Notice, that the LevelSetAdvection requires that the unknown to be solved for ("phi") to be assigned in the "variable" parameters as well as the two velocity variables in the "velocity_x" and "velocity_y" parameters.
[Kernels]
[./time]
type = TimeDerivative
variable = phi
[../]
[./advection]
type = LevelSetAdvection
velocity = velocity
variable = phi
[../]
[]
(modules/level_set/examples/circle/circle_16.i)Postprocessors
In this example a single Postprocessors is defined. The LevelSetCFLCondition is used to define the minimum timestep that should be used when executing the solve of this equation, as discussed in the following section.
[Postprocessors]
[./cfl]
type = LevelSetCFLCondition
velocity = velocity
execute_on = 'initial'
[../]
[]
(modules/level_set/examples/circle/circle_16.i)Execution
This example is a transient problem, hence the Transient execution is used. The other important aspect to illustrate in the Executioner block is the use of the PostprocessorDT time stepper, which allows for the LevelSetCFLCondition postprocessor to govern the timestepping for this problem.
[Executioner]
type = Transient
solve_type = PJFNK
start_time = 0
end_time = 1
scheme = crank-nicolson
petsc_options_iname = '-pc_type -pc_sub_type'
petsc_options_value = 'asm ilu'
[./TimeStepper]
type = PostprocessorDT
postprocessor = cfl
scale = 0.8
[../]
[]
(modules/level_set/examples/circle/circle_16.i)Output
Finally, the Outputs defines a single types of output. The exodus output contains the mesh and field data for the simulation.
[Outputs]
csv = true
exodus = true
[]
(modules/level_set/examples/circle/circle_16.i)Results
Figure 1 show the results of the simulation defined by executing the (modules/level_set/examples/circle/circle_16.i) input file, which can be done using the following commands.

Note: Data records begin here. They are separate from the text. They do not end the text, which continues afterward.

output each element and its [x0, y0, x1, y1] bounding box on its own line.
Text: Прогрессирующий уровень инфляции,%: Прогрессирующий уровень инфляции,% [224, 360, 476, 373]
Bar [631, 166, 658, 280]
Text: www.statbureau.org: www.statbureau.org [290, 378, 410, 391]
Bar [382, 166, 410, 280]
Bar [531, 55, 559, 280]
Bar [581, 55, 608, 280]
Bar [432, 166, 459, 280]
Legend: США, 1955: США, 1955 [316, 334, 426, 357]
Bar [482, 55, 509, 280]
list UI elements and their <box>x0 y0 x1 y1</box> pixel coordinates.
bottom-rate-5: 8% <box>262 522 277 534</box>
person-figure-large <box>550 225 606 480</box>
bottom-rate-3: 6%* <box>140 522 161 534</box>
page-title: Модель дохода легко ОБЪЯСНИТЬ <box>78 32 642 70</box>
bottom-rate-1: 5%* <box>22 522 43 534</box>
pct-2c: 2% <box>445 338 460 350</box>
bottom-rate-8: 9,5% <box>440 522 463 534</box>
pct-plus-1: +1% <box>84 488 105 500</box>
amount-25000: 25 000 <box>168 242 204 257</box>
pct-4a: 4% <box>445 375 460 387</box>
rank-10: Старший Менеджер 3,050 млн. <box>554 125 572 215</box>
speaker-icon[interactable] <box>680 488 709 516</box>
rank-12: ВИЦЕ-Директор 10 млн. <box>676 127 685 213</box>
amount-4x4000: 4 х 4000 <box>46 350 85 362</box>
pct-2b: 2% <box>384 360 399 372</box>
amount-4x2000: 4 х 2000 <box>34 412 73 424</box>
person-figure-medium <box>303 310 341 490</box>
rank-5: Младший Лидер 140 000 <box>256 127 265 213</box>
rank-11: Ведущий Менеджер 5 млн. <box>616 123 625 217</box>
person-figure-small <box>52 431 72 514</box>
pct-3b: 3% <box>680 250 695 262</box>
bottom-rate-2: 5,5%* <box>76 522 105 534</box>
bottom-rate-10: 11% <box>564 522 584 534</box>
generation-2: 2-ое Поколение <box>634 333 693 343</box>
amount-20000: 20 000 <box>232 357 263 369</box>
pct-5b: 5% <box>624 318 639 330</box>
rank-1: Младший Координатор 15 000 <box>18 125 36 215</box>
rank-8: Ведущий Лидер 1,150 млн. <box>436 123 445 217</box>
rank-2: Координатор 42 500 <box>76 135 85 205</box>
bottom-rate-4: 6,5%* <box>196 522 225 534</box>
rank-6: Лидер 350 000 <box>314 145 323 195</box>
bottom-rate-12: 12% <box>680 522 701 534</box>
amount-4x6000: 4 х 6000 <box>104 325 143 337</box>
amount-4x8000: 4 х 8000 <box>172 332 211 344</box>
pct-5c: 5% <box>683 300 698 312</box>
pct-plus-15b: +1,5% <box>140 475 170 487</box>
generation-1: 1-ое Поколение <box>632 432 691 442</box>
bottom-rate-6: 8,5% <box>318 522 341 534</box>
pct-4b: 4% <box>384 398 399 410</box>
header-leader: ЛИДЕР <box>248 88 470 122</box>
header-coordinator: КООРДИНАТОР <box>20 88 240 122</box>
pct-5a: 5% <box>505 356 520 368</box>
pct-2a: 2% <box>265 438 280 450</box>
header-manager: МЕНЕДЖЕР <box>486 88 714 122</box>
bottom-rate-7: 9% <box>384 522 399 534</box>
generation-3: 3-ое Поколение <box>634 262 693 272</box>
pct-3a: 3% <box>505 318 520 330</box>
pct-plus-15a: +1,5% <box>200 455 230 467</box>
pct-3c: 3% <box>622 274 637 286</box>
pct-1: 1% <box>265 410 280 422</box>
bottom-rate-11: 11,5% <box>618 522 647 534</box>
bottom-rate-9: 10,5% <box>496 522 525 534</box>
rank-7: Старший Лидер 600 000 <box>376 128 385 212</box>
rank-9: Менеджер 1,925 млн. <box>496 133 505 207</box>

cd ~/projects/moose/modules/level_set/examples/circle
../../level_set-opt -i circle_16.i
Given the constant velocity of 3 in the input file for the x and y directions the initial circle translates at a 45 degree angle and performs three complete transects of the domain, more or less cycles could be achieved by altering the end time in the Executioner block.
Ideally, the circle would maintain it shape throughout the simulation since it is simply being advected by a constant velocity. This is not the case in the results shown in Figure 1, which clearly shows the initial circle being deformed during the simulation.
One method to improve the solution is to increase the number of finite elements in the mesh, which can be done from the command line:
../../level_set-opt -i circle_16.i Mesh/uniform_refine=2
This will cause two uniform refinements of the mesh. Doing this increases the problem size dramatically due to the increased number of elements and for this problem it also causes the time step to decrease because the timestep is a function of the element size (see LevelSetCFLCondition). For this simple example, the increased number of timesteps and the increased problem size are noticeable but do not cause an intractable increase of run time.
Figure 2 shows the results from running (modules/level_set/examples/circle/circle_16.i) with two uniform refinements applied, the improvement in the solution is drastic and for this simple example may be adequate.